Ex parte MCCAUL et al. - Page 4




          Appeal No. 97-0345                                                          
          Application 08/363,094                                                      


               Rather than reiterate the arguments of Appellants and the              
          Examiner, reference is made to the brief and answer for the                 
          respective details thereof.                                                 
                                       OPINION                                        
               We will not sustain the rejection of claims 48 through 59              
          under 35 U.S.C. § 103.                                                      

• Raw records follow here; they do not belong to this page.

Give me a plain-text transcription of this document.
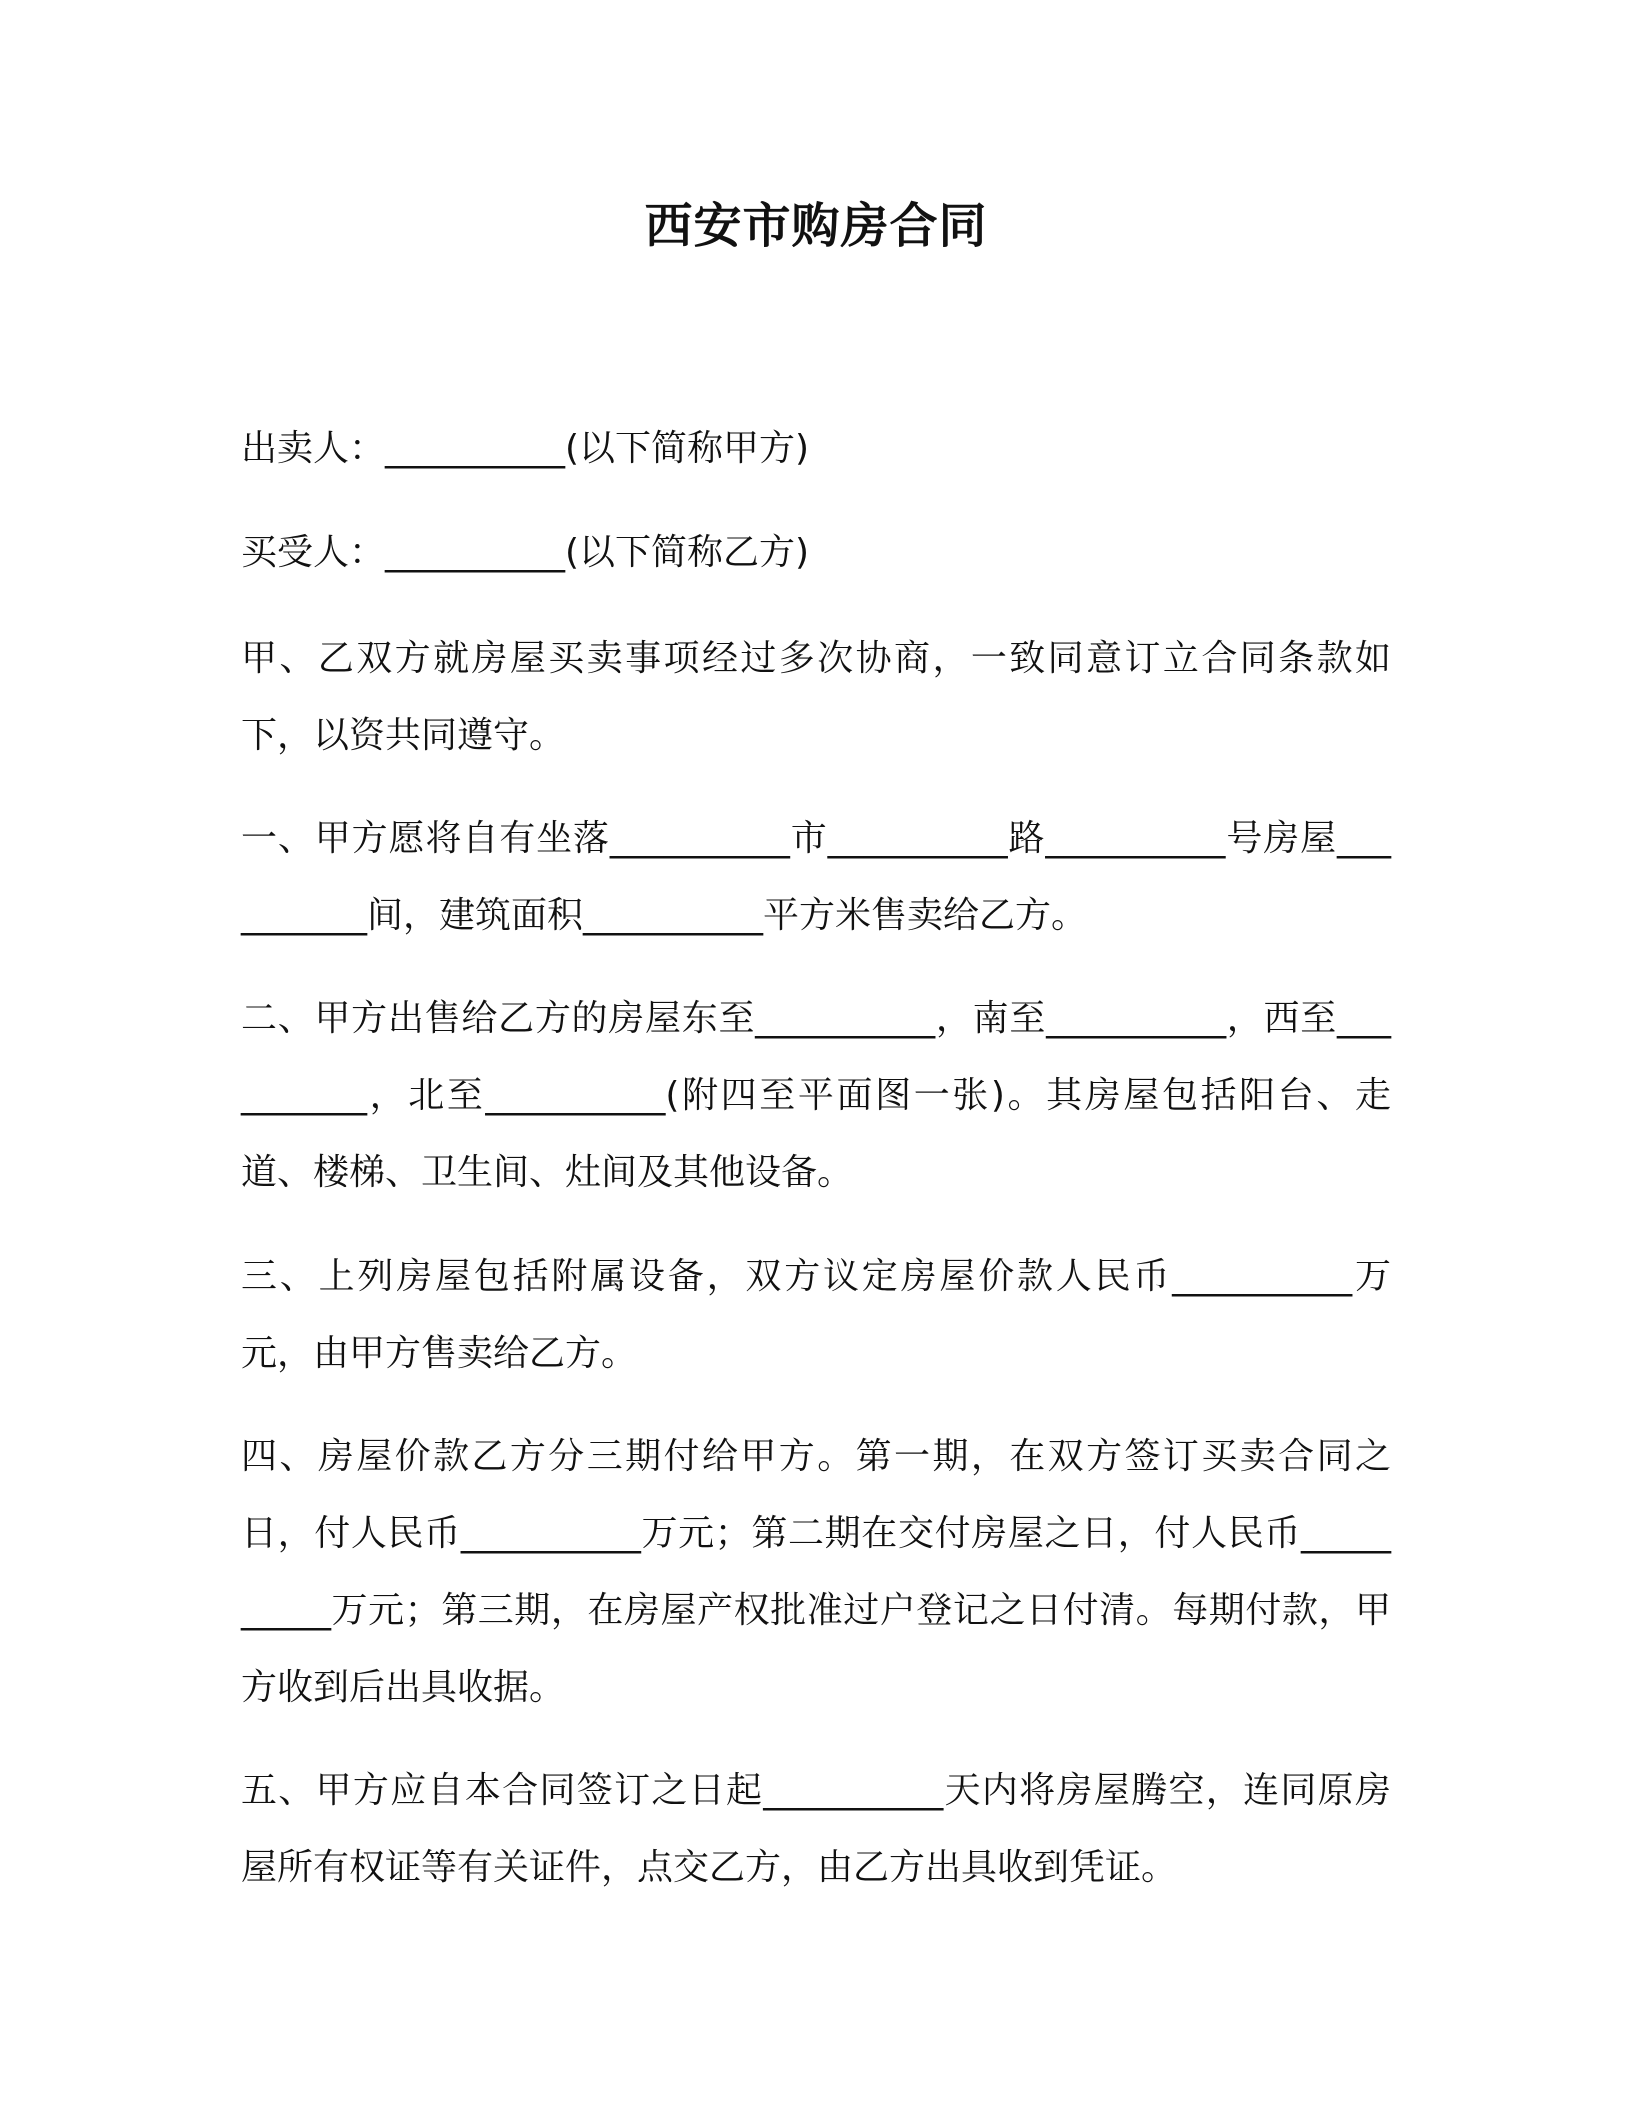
西安市购房合同

出卖人：__________(以下简称甲方)

买受人：__________(以下简称乙方)

甲、乙双方就房屋买卖事项经过多次协商，一致同意订立合同条款如下，以资共同遵守。

一、甲方愿将自有坐落__________市__________路__________号房屋__________间，建筑面积__________平方米售卖给乙方。

二、甲方出售给乙方的房屋东至__________，南至__________，西至__________，北至__________(附四至平面图一张)。其房屋包括阳台、走道、楼梯、卫生间、灶间及其他设备。

三、上列房屋包括附属设备，双方议定房屋价款人民币__________万元，由甲方售卖给乙方。

四、房屋价款乙方分三期付给甲方。第一期，在双方签订买卖合同之日，付人民币__________万元；第二期在交付房屋之日，付人民币__________万元；第三期，在房屋产权批准过户登记之日付清。每期付款，甲方收到后出具收据。

五、甲方应自本合同签订之日起__________天内将房屋腾空，连同原房屋所有权证等有关证件，点交乙方，由乙方出具收到凭证。
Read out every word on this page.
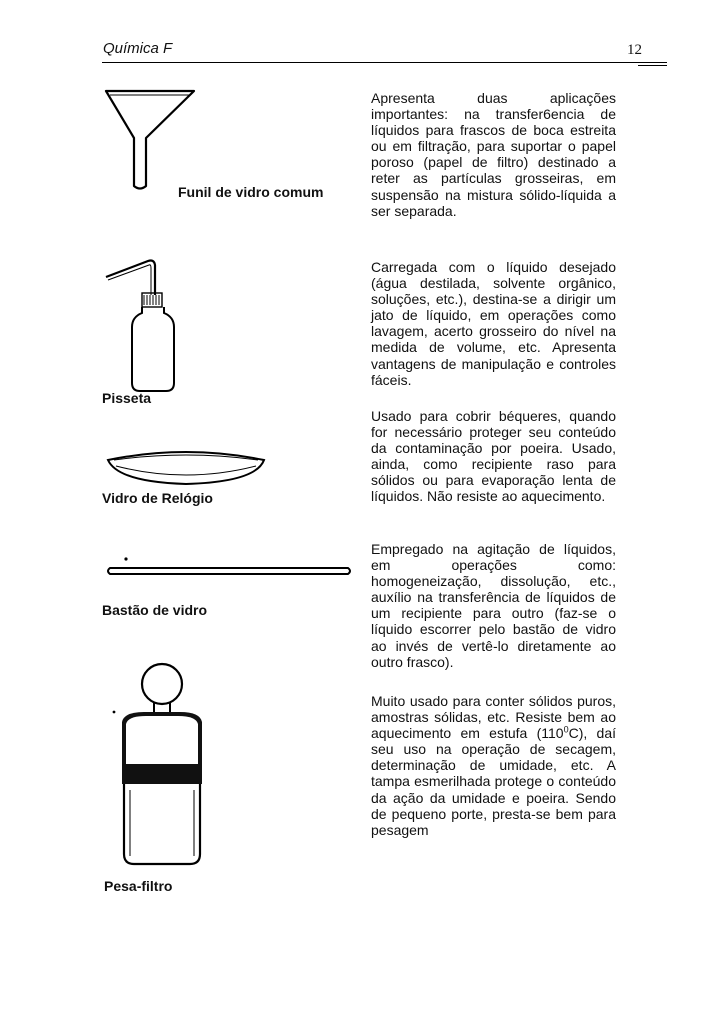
Química F	12
Funil de vidro comum
Apresenta duas aplicações importantes: na transfer6encia de líquidos para frascos de boca estreita ou em filtração, para suportar o papel poroso (papel de filtro) destinado a reter as partículas grosseiras, em suspensão na mistura sólido-líquida a ser separada.
Pisseta
Carregada com o líquido desejado (água destilada, solvente orgânico, soluções, etc.), destina-se a dirigir um jato de líquido, em operações como lavagem, acerto grosseiro do nível na medida de volume, etc. Apresenta vantagens de manipulação e controles fáceis.
Vidro de Relógio
Usado para cobrir béqueres, quando for necessário proteger seu conteúdo da contaminação por poeira. Usado, ainda, como recipiente raso para sólidos ou para evaporação lenta de líquidos. Não resiste ao aquecimento.
Bastão de vidro
Empregado na agitação de líquidos, em operações como: homogeneização, dissolução, etc., auxílio na transferência de líquidos de um recipiente para outro (faz-se o líquido escorrer pelo bastão de vidro ao invés de vertê-lo diretamente ao outro frasco).
Pesa-filtro
Muito usado para conter sólidos puros, amostras sólidas, etc. Resiste bem ao aquecimento em estufa $(110^0C)$, daí seu uso na operação de secagem, determinação de umidade, etc. A tampa esmerilhada protege o conteúdo da ação da umidade e poeira. Sendo de pequeno porte, presta-se bem para pesagem
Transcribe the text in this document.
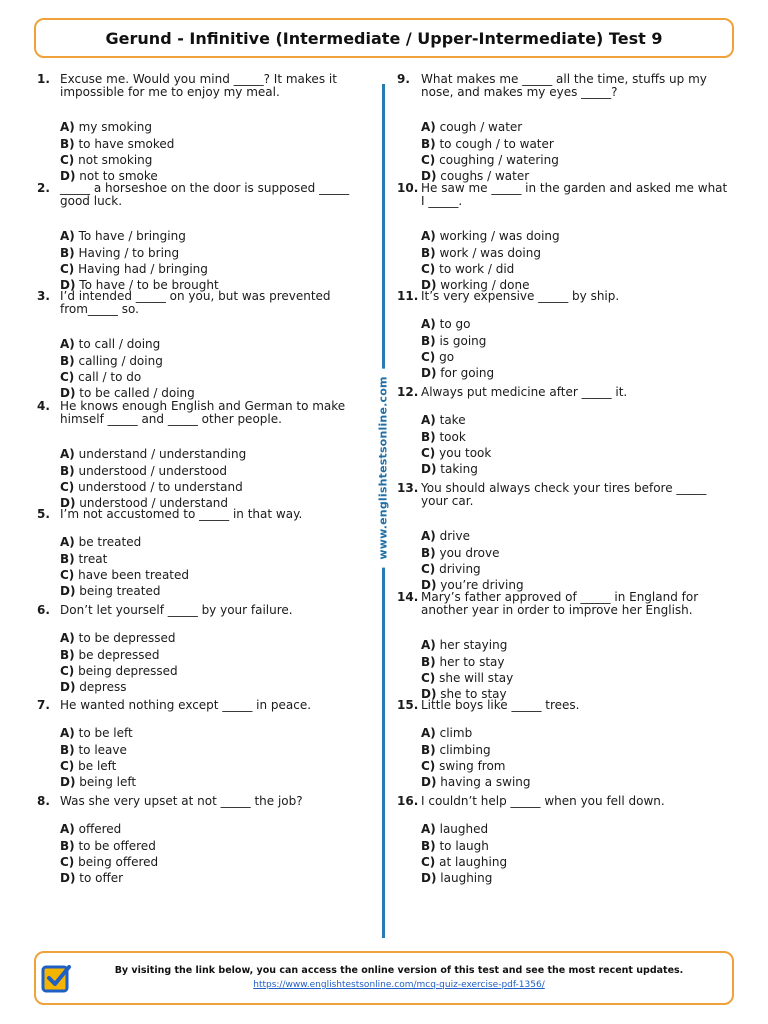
Gerund - Infinitive (Intermediate / Upper-Intermediate) Test 9
www.englishtestsonline.com
1. Excuse me. Would you mind _____? It makes it impossible for me to enjoy my meal.
A) my smoking
B) to have smoked
C) not smoking
D) not to smoke
2. _____ a horseshoe on the door is supposed _____ good luck.
A) To have / bringing
B) Having / to bring
C) Having had / bringing
D) To have / to be brought
3. I’d intended _____ on you, but was prevented from_____ so.
A) to call / doing
B) calling / doing
C) call / to do
D) to be called / doing
4. He knows enough English and German to make himself _____ and _____ other people.
A) understand / understanding
B) understood / understood
C) understood / to understand
D) understood / understand
5. I’m not accustomed to _____ in that way.
A) be treated
B) treat
C) have been treated
D) being treated
6. Don’t let yourself _____ by your failure.
A) to be depressed
B) be depressed
C) being depressed
D) depress
7. He wanted nothing except _____ in peace.
A) to be left
B) to leave
C) be left
D) being left
8. Was she very upset at not _____ the job?
A) offered
B) to be offered
C) being offered
D) to offer
9. What makes me _____ all the time, stuffs up my nose, and makes my eyes _____?
A) cough / water
B) to cough / to water
C) coughing / watering
D) coughs / water
10. He saw me _____ in the garden and asked me what I _____.
A) working / was doing
B) work / was doing
C) to work / did
D) working / done
11. It’s very expensive _____ by ship.
A) to go
B) is going
C) go
D) for going
12. Always put medicine after _____ it.
A) take
B) took
C) you took
D) taking
13. You should always check your tires before _____ your car.
A) drive
B) you drove
C) driving
D) you’re driving
14. Mary’s father approved of _____ in England for another year in order to improve her English.
A) her staying
B) her to stay
C) she will stay
D) she to stay
15. Little boys like _____ trees.
A) climb
B) climbing
C) swing from
D) having a swing
16. I couldn’t help _____ when you fell down.
A) laughed
B) to laugh
C) at laughing
D) laughing
By visiting the link below, you can access the online version of this test and see the most recent updates.
https://www.englishtestsonline.com/mcq-quiz-exercise-pdf-1356/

               The Examiner has failed to set forth a prima facie case.               
          It is the burden of the Examiner to establish why one having                
          ordinary skill in the art would have been led to the claimed                
          invention by the reasonable teachings or suggestions found in               
          the prior art, or by a reasonable inference to the artisan,                 
          contained in such teachings or suggestions.  In re Sernaker,                
          702 F.2d 989, 995, 217 USPQ 1, 6 (Fed. Cir. 1983).                          
          "Additionally, when determining obviousness, the claimed                    
          invention should be considered as a whole; there is no legally              
          recognizable 'heart' of the invention."  Para-Ordnance Mfg. v.              
          SGS Importers Int’l., 73 F.3d 1085, 1087, 37 USPQ2d 1237, 1239              
          (Fed. Cir. 1995), citing W. L. Gore & Assocs., Inc. v.